时沁虞是被痛醒的。
后脑勺像是被钝器敲过,一抽一抽地疼,连带得眼眶都泛了酸。耳边是锦衣摩擦的窸窣与毫不掩饰的窃笑。
她费力睁开眼,映入眼帘的是满地狼藉——摔碎的酒壶、踩烂的喜饼,还有一块沾着泥的红绸,想来是从谁的嫁衣上扯下来的。
“啧,丞相府的大小姐,竟趴在地上耍赖,传出去怕是要笑掉京城的牙。”
“谁让她痴心妄想?陆少将军心里从来只有顾小姐,她偏要凑上去,如今闹成这样,也是自找的。
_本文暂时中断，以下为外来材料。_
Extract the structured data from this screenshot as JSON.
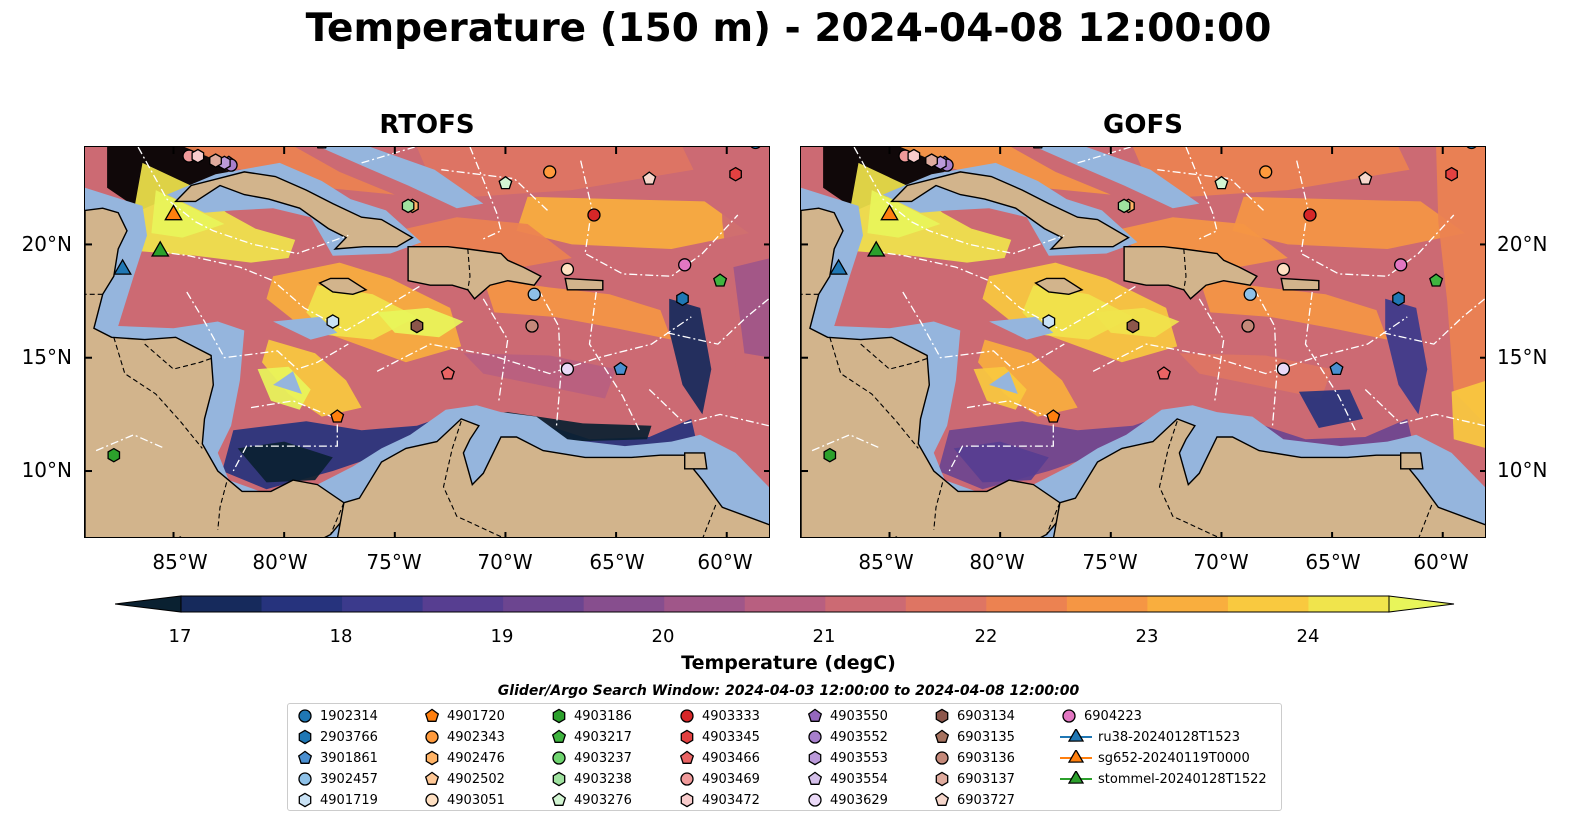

”
刻薄的女声穿透耳膜,时沁虞猛地坐起,脑子里轰然炸开无数碎片般的记忆。
大红嫁衣、八抬大轿、迎亲路上突然冲出来的蒙面人、被塞进另一顶轿子的慌乱……
好熟悉……等等!这不是她昨晚才吐槽过的狗血剧情吗?
不会吧……时沁虞终于后知后觉地意识到——她穿书了。
她一个刚领完“年度最佳作者奖”的现代社畜,竟穿进了那本她昨晚才吐槽过的狗血小说《汀宁如梦》里,成了那个和自己同名的炮灰女配。
这原主是东华国丞相时昱的独女,自小被宠得无法无天,却偏偏对镇远少将军陆宁楚死缠烂打,硬生生把自己作成了京城最大的笑柄。
今日是原主与陆宁楚的大婚,却在迎亲路上被换了新娘。本该嫁给临安王世子祁知砚的顾汀月,此刻正穿着嫁衣站在陆宁楚身边。
而原主得知真相后,疯了似的策马冲到将军府,掀了喜堂,最后被陆宁楚的母亲刘氏推倒在地,脑袋磕在门槛上气绝身亡。
而她,时沁虞,就这么接了这烂摊子。
“还愣着做什么?”刘氏见她不动,柳眉倒竖,抬脚就要踹过来,“我们将军府可容不下你这撒泼打滚的性子,赶紧滚!”
时沁虞眼疾手快,抓住对方的脚踝往旁边一掀。
刘氏没料到她会反抗,尖叫着摔了个四脚朝天,头上的珠钗滚落一地,其中一支还崩到了陆宁楚的靴边。
满厅宾客哗然。
时沁虞拍了拍身上的灰,揉着发疼的后脑勺慢悠悠地站起身,那张娇纵却明艳的脸蛋上,此刻眉梢微挑,眼底没了半分的痴缠怯懦,只剩一片清明的冷峭。
“陆夫人这待客之道,倒是让我开了眼界。”她声音不大,却清晰地传到每个人耳中,“我时家虽不如将军府势大,却也容不得人这般作践。”
陆宁楚皱着眉走上前,看向她的眼神像在看什么脏东西:“时沁虞,闹够了就回去,别在这里丢人现眼!”
“丢人现眼?”
时沁虞笑了,目光扫过他身边的顾汀月。那姑娘穿着大红嫁衣,脸色苍白,手指紧紧绞着衣袖,眼神里满是无措,倒不像原书里那般工于心计。
“原来少将军还会成语呢?可喜可贺。”她慢悠悠地说,“可喜可贺,该赏块糖吃。”
这话一出,宾客里有人没忍住,“噗嗤”笑出了声。
“你!”陆宁楚的脸“腾”地红了,跟被煮熟的虾子似的。
时沁虞却没理他,忽然转头看向门口。
那里立着一道挺拔的身影。
火红色镶金边的喜服穿在他身上,竟没半分俗气,反倒衬得他眉眼清冷如谪仙,那应当便是原书里与陆宁楚不死不休的反派——临安王世子,祁知砚。